The situation for language and speech technology contrasts with that in more traditional areas of linguistics. The INL ( Instituut voor Nederlandse Lexicografie) is a leading institute for lexicography and is funded by the Dutch and Belgian government. The NTU has actively promoted the development of dictionaries (such as the bilingual dictionaries under development by the Commissie Lexicale Vertaalvoozieningen) and grammars (such as the ANS) by teams in which both Dutch and Flemish partners cooperate.

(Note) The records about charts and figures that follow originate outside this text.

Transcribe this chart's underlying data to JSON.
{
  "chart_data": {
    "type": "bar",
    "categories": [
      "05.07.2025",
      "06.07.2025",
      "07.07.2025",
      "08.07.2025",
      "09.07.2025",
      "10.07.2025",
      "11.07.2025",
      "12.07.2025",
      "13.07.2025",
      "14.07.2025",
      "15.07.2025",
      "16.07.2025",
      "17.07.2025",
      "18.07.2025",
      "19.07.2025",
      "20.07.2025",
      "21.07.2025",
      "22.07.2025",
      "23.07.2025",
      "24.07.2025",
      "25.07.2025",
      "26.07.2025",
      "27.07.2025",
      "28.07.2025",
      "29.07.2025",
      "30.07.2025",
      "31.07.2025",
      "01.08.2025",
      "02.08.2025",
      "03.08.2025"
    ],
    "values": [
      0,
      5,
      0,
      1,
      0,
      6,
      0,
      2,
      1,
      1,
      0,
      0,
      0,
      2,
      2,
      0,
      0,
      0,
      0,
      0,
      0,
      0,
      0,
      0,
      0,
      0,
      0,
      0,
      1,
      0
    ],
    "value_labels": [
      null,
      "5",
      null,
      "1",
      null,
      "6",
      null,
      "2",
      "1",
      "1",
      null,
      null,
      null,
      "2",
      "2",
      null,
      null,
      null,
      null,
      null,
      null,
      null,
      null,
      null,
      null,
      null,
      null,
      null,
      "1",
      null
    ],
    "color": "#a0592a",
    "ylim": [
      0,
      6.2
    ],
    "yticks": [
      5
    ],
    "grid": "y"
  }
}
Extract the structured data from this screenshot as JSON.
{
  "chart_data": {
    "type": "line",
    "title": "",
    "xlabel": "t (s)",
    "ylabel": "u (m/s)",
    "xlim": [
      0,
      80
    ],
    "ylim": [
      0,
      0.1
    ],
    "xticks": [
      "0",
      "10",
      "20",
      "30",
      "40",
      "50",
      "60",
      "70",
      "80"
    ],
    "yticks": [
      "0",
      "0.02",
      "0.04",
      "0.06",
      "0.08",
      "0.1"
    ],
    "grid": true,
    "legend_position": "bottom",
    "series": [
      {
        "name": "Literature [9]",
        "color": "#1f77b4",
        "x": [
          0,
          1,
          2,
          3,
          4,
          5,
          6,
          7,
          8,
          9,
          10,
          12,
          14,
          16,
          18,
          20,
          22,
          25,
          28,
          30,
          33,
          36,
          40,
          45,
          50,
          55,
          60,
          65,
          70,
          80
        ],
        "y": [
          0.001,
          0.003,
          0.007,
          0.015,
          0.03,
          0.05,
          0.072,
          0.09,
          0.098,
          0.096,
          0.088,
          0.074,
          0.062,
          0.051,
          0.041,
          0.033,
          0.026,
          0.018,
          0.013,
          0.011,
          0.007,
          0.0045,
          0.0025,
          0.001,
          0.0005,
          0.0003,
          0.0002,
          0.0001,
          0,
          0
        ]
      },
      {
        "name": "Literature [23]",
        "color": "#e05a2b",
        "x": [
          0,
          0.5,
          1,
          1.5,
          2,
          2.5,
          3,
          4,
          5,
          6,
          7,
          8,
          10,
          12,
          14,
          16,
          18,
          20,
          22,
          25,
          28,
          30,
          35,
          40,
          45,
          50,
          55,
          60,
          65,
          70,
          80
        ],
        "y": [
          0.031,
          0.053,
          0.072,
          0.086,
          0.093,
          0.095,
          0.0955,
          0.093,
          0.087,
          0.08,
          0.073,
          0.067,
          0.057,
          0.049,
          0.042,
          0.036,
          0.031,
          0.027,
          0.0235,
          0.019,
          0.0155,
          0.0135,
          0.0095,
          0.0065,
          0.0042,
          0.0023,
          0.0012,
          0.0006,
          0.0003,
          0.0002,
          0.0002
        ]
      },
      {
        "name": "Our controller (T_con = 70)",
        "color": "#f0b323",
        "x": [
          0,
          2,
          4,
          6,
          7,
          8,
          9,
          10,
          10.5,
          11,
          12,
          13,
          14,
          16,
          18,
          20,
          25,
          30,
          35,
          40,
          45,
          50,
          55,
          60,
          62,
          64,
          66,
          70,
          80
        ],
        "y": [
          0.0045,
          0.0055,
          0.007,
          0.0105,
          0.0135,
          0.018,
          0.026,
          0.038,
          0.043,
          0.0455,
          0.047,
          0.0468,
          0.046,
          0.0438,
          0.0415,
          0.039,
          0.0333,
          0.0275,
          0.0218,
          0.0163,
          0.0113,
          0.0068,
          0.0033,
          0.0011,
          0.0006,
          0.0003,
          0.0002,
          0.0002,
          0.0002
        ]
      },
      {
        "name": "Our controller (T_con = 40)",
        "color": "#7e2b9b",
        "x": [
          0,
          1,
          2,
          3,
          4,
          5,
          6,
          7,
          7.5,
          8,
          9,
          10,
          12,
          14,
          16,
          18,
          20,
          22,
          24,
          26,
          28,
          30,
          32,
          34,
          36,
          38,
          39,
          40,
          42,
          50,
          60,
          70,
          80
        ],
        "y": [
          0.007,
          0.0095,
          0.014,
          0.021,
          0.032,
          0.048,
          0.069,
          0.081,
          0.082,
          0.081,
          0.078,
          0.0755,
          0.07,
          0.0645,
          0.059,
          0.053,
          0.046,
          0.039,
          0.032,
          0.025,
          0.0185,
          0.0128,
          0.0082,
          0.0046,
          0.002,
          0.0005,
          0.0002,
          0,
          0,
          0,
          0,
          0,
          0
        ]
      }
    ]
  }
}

The NTU could play an important role as coordinating institution for language and speech technology in the Netherlands and Flanders. As an intergovernmental organization responsible for language policy, it is capable of coordinating between initiatives on both sides of the border. As an organization which has been actively involved in the development of dictionaries and grammars, it should also be capable of stimulating the development of electronic linguistic resources, as well as ensuring the maintenance and distribution of these resources over longer periods of time.